THANK YOU for an awesome performance!!!


I am so glad to you came!


:thumbup:


----------



## Jon Shafer (Dec 15, 2001)

Matt really came through under pressure.

I cannot personally imagine doing something like
that with hundreds of people looking over your shoulder...










I was so busy that I forgot to take a pic of the finished
product.

It look sooooooo sick! (that mean good)

My car next, okay???

:str8pimpi


----------



## umnitza (Oct 8, 2002)

I knew you'd have that last pic posted:bigpimp:


----------



## OG Skooler (Mar 21, 2003)

Thanks Jon for a great event! It was my first Bimmerfest and I must say won't be my last. It was great socializing with people I "see" on-line and meeting the vendors. Can't wait until next years.:thumbup:


----------



## x_ti_c (Mar 4, 2003)

John, I want to say thanks for a truly awesome day. This was my first BimmerFest, and I had a wonderful time. I'll see you next year for sure.


----------



## Mdk330i (Feb 24, 2002)

*Re: Re: Re: Thanks so much to everyone who made the day possible...*



Plaz said:


> *:thumbup:
> 
> Thanks, Jon! Another awesome 'fest. If it keeps growing like it has, though, you may need to rent out the rest of the area dealerships!  *


Thanks Jon.

Maybe you get rid of the Mercury people and use their lot too to pack in the cars.


----------



## [email protected] (Apr 14, 2003)

*Thanks Jon!*

You've outdone yourself once again! Thanks for all your hard work and efforts. I assure you (at least for me), the few sleepless nights before bimmerfest are always worth it  We're glad to be part of this ongoing tradition and look forward to next year!

Simon Atik
evosport


----------



## TranceLvr (Feb 28, 2002)

Kudos to Jon. He puts on one great show :thumbup: I had a blast and it was really cool meeting so many people I have only talked to online.


----------



## Keith (Feb 27, 2002)

Jon, 3 words (well really 2 words) "YOU DA MAN !"

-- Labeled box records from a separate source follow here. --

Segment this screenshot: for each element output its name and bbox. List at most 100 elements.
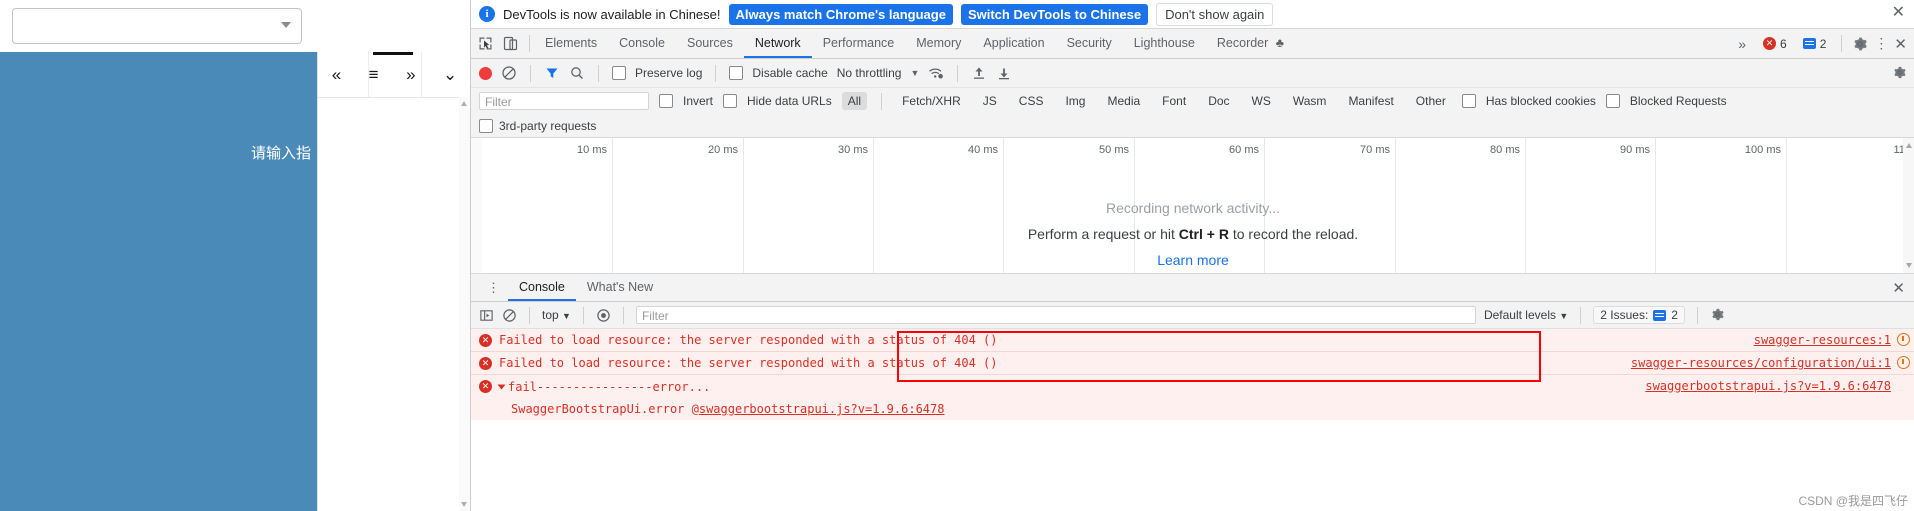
preserve-log-checkbox[interactable]	[612, 66, 626, 80]
gear-icon[interactable]	[1852, 36, 1868, 52]
collapse-down-icon[interactable]: ⌄	[443, 65, 457, 85]
type-filter-wasm[interactable]: Wasm	[1287, 92, 1333, 110]
scroll-down-icon[interactable]	[461, 502, 467, 507]
console-source-link[interactable]: swagger-resources:1	[1754, 333, 1891, 347]
stack-frame-link[interactable]: swaggerbootstrapui.js?v=1.9.6:6478	[699, 402, 945, 416]
console-row-error-1[interactable]: ✕ Failed to load resource: the server re…	[471, 329, 1914, 352]
console-source-link[interactable]: swaggerbootstrapui.js?v=1.9.6:6478	[1645, 379, 1891, 393]
issues-chip[interactable]: 2 Issues: 2	[1593, 306, 1685, 324]
switch-devtools-to-chinese-button[interactable]: Switch DevTools to Chinese	[960, 3, 1149, 25]
third-party-requests-checkbox[interactable]	[479, 118, 493, 133]
collapse-left-icon[interactable]: «	[332, 65, 341, 85]
drawer-more-icon[interactable]: ⋮	[479, 280, 508, 296]
tab-lighthouse[interactable]: Lighthouse	[1123, 29, 1206, 58]
chevron-down-icon: ▼	[562, 311, 571, 321]
network-settings-gear-icon[interactable]	[1892, 65, 1907, 83]
blocked-requests-checkbox[interactable]	[1605, 94, 1620, 108]
console-row-error-2[interactable]: ✕ Failed to load resource: the server re…	[471, 352, 1914, 375]
device-toolbar-icon[interactable]	[502, 35, 519, 52]
throttling-select[interactable]: No throttling	[837, 66, 902, 80]
error-count-chip[interactable]: ✕ 6	[1758, 36, 1792, 52]
message-icon	[1802, 38, 1816, 49]
message-count: 2	[1819, 36, 1827, 51]
drawer-tab-whats-new[interactable]: What's New	[576, 274, 664, 301]
disable-cache-label[interactable]: Disable cache	[752, 66, 827, 80]
close-devtools-icon[interactable]: ✕	[1894, 35, 1907, 53]
tab-memory[interactable]: Memory	[905, 29, 972, 58]
hide-data-urls-checkbox[interactable]	[723, 94, 738, 108]
execution-context-selector[interactable]: top ▼	[542, 308, 571, 322]
console-settings-gear-icon[interactable]	[1710, 307, 1726, 323]
console-filter-input[interactable]: Filter	[635, 306, 1476, 324]
live-expression-icon[interactable]	[596, 308, 611, 323]
more-options-icon[interactable]: ⋮	[1874, 35, 1888, 52]
hide-data-urls-label[interactable]: Hide data URLs	[747, 94, 832, 108]
expand-triangle-icon[interactable]	[497, 384, 506, 389]
blocked-requests-label[interactable]: Blocked Requests	[1630, 94, 1727, 108]
preserve-log-label[interactable]: Preserve log	[635, 66, 702, 80]
tab-recorder[interactable]: Recorder ♣	[1206, 29, 1295, 58]
message-count-chip[interactable]: 2	[1798, 36, 1832, 52]
tab-console[interactable]: Console	[608, 29, 676, 58]
clear-icon[interactable]	[501, 65, 517, 81]
tab-application[interactable]: Application	[972, 29, 1055, 58]
type-filter-media[interactable]: Media	[1101, 92, 1146, 110]
record-icon[interactable]	[479, 66, 492, 80]
page-side-scrollbar[interactable]	[459, 97, 470, 511]
dont-show-again-button[interactable]: Don't show again	[1156, 2, 1274, 26]
export-har-icon[interactable]	[996, 65, 1012, 81]
third-party-requests-label[interactable]: 3rd-party requests	[499, 119, 596, 133]
tab-elements[interactable]: Elements	[534, 29, 608, 58]
type-filter-doc[interactable]: Doc	[1202, 92, 1235, 110]
disable-cache-checkbox[interactable]	[729, 66, 744, 80]
devtools-drawer: ⋮ Console What's New ✕ top ▼ Filter Defa…	[471, 274, 1914, 420]
always-match-language-button[interactable]: Always match Chrome's language	[728, 3, 953, 25]
drawer-close-icon[interactable]: ✕	[1892, 279, 1905, 297]
tab-sources[interactable]: Sources	[676, 29, 744, 58]
clear-console-icon[interactable]	[502, 308, 517, 323]
filter-icon[interactable]	[544, 65, 560, 81]
type-filter-other[interactable]: Other	[1410, 92, 1452, 110]
console-sidebar-icon[interactable]	[479, 308, 494, 323]
page-select-input[interactable]	[12, 8, 302, 44]
scroll-up-icon[interactable]	[1905, 143, 1912, 148]
type-filter-css[interactable]: CSS	[1013, 92, 1050, 110]
console-source-link[interactable]: swagger-resources/configuration/ui:1	[1631, 356, 1891, 370]
type-filter-manifest[interactable]: Manifest	[1342, 92, 1399, 110]
inspect-element-icon[interactable]	[477, 35, 494, 52]
scroll-up-icon[interactable]	[461, 101, 467, 106]
log-levels-selector[interactable]: Default levels ▼	[1484, 308, 1568, 322]
network-filter-input[interactable]: Filter	[479, 92, 649, 110]
type-filter-fetch-xhr[interactable]: Fetch/XHR	[896, 92, 967, 110]
import-har-icon[interactable]	[971, 65, 987, 81]
more-tabs-icon[interactable]: »	[1732, 36, 1752, 52]
console-message-text: Failed to load resource: the server resp…	[499, 356, 998, 370]
tab-security[interactable]: Security	[1056, 29, 1123, 58]
banner-message: DevTools is now available in Chinese!	[503, 6, 721, 22]
collapse-right-icon[interactable]: »	[406, 65, 415, 85]
invert-label[interactable]: Invert	[683, 94, 713, 108]
has-blocked-cookies-checkbox[interactable]	[1461, 94, 1476, 108]
issue-warning-icon[interactable]	[1897, 333, 1910, 346]
type-filter-font[interactable]: Font	[1156, 92, 1192, 110]
tab-performance[interactable]: Performance	[812, 29, 906, 58]
has-blocked-cookies-label[interactable]: Has blocked cookies	[1486, 94, 1596, 108]
tab-network[interactable]: Network	[743, 29, 812, 58]
network-conditions-icon[interactable]	[928, 65, 944, 81]
close-icon[interactable]: ✕	[1892, 5, 1905, 21]
menu-icon[interactable]: ≡	[369, 65, 379, 85]
type-filter-all[interactable]: All	[841, 92, 868, 110]
issue-warning-icon[interactable]	[1897, 356, 1910, 369]
type-filter-ws[interactable]: WS	[1246, 92, 1277, 110]
type-filter-js[interactable]: JS	[977, 92, 1003, 110]
timeline-scrollbar[interactable]	[1903, 138, 1914, 273]
learn-more-link[interactable]: Learn more	[471, 252, 1914, 268]
chevron-down-icon[interactable]: ▼	[910, 68, 919, 78]
timeline-empty-state: Recording network activity... Perform a …	[471, 200, 1914, 268]
invert-checkbox[interactable]	[659, 94, 673, 108]
scroll-down-icon[interactable]	[1905, 263, 1912, 268]
type-filter-img[interactable]: Img	[1059, 92, 1091, 110]
search-icon[interactable]	[569, 65, 585, 81]
drawer-tab-console[interactable]: Console	[508, 274, 576, 301]
console-row-error-3[interactable]: ✕ fail----------------error... swaggerbo…	[471, 375, 1914, 398]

Thanks for everything, we all had a great time.
I'm already excited about next year.

We need to"hook" up sometime to do some fishin', if my wife and I come down this fall, I will bring a couple of rods.

Thanks again and say hi to the dancing machine.


----------



## Jon Shafer (Dec 15, 2001)

Keith said:


> *Jon, 3 words (well really 2 words) "YOU DA MAN !"
> 
> Thanks for everything, we all had a great time.
> I'm already excited about next year.
> ...


Aw shucks Keith!

Fishin'? Did somebody say fishing???

Hey, btw, THANK YOU for the gift package!!!!!

:thumbup: :thumbup: :thumbup:

Haven't had any of the wine yet, but I did have some
killer peppered cookies/biscuits last night!!!

Last night we (my wife & I) were talking about how
cool you and the others were.

Definitely we should hook up some time soon!


----------



## scottn2retro (Mar 20, 2002)

TranceLvr said:


> *Kudos to Jon. He puts on one great show :thumbup: I had a blast and it was really cool meeting so many people I have only talked to online. *


It was great of you to make the trip from Chicago. I'm glad you were able to hook and get rides. :thumbup:


----------